When I got home that night I felt exhausted. And it’s only Monday! Despite my protests I had listened to what Jordan had to say. She had shocked me. I’d expected her to join me in condemning Tyler. But she hadn’t. She hadn’t said to get back together with him either but I got the sense that she thought I should consider it. I picked up my mail, most of it junk, but then I noticed a flyer advertising an art show, Tyler’s show. It was for this Friday evening. I noticed at the bottom in the right-hand corner, his handwriting. Please come, Ty. I don’t know why I was so shocked by it. Maybe it was the fact he had somehow gotten my address or seeing his writing…but I felt this desperate, overwhelming desire to go see his work. As if seeing it would somehow tame this longing in my soul for him. A longing that would not go away. But I knew I wouldn’t go. I knew I couldn’t. Seeing him had been too much to bear. I went to sleep that night dreaming of warm afternoon breezes, midnight swims and moonlit nights wrapped, safe in the arms of the man I loved. This was the only time I allowed myself to feel that comfort. I let myself because in dreams you have no choice.
It occurred to me as I headed to my Mom’s house for dinner on Friday evening that the fact Dono was in town the same night as Tyler’s art opening wasn’t a coincidence. We were meeting a lot earlier than usual 5pm. I hadn’t thought much of it at the time but now I realize he was probably going to leave to get to Tyler’s show. I tried to ignore the small part of me that felt betrayed by Dono’s continuing collusion with Tyler. But at the same time I wanted their relationship to continue. I knew the deep bond they had shared that my own relationship with Tyler had fractured. I also knew that Dono was Tyler’s only foundation. He was his only lifeline. They were family.
Dono was already there when I arrived. I smelled the familiar scent of steak barbequing. Dono was cooking. The smell transported me to summer nights on the Lake and happier times. I guess I wouldn’t be able to stop thinking about him tonight. I would just have to accept that.
“Smells good in here!” I say when I walk in, forcing a smile on my face.
“Lani!” Dono says cheerfully, wrapping me in a warm embrace. Any trepidation I was feeling melts away. Dono is still my safe haven.
“I see you’re cooking yum!” I say.
“He insisted.” My mom says giving me a kiss. “I offered to take him out but he wanted to do an early dinner. I think he may have a date later but he won’t tell me!” I notice Dono gives me a quick sidelong glance to gauge my reaction. So he is going to Tyler’s show.
“I thought this would be more fun than going out, more relaxed.” Dono says.
“Well I for one am a happy girl.” I pretend.
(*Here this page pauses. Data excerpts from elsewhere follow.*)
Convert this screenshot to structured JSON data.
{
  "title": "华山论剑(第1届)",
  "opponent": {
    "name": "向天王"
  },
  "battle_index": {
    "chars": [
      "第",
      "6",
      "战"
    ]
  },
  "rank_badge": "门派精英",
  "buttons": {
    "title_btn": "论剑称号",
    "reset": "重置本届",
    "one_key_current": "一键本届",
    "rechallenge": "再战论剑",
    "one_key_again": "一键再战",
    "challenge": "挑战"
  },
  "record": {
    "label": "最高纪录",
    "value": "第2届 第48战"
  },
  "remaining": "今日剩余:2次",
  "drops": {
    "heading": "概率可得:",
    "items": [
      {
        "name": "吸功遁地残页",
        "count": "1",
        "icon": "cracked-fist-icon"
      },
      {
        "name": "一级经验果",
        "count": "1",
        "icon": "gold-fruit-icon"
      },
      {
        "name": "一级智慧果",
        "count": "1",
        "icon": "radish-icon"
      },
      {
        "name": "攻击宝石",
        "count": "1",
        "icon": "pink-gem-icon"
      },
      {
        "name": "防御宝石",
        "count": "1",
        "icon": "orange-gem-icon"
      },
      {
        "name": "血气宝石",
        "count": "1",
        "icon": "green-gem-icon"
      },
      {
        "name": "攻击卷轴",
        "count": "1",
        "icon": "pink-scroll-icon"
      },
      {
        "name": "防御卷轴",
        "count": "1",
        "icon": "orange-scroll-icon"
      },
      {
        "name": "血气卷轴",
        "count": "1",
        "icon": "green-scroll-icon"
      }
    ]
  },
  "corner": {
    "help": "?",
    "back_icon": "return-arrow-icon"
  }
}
“That’s what I care about,” he replies giving me shoulders an extra squeeze. My Mom has set a beautiful her table on her terrace that overlooks the ocean. She and my father had always talked about moving to the beach but they had never made it together. I was proud that she had moved forward with her dream. At first I wasn’t sure if it would be a heartbreaking reminder of what she’d lost but she seemed truly happy here. Every time I came to visit I could certainly see why. It was beautiful. Her condo was on Ocean Boulevard in Santa Monica. She had an unobstructed view of the ocean and beach below. At night the lights from the pier would sparkle, it was breathtaking. Tonight was a little cooler, it was even threatening rain but we sat outside anyway with the heat lamps turned on. It was as if she was afraid to miss even one night in this beautiful spot.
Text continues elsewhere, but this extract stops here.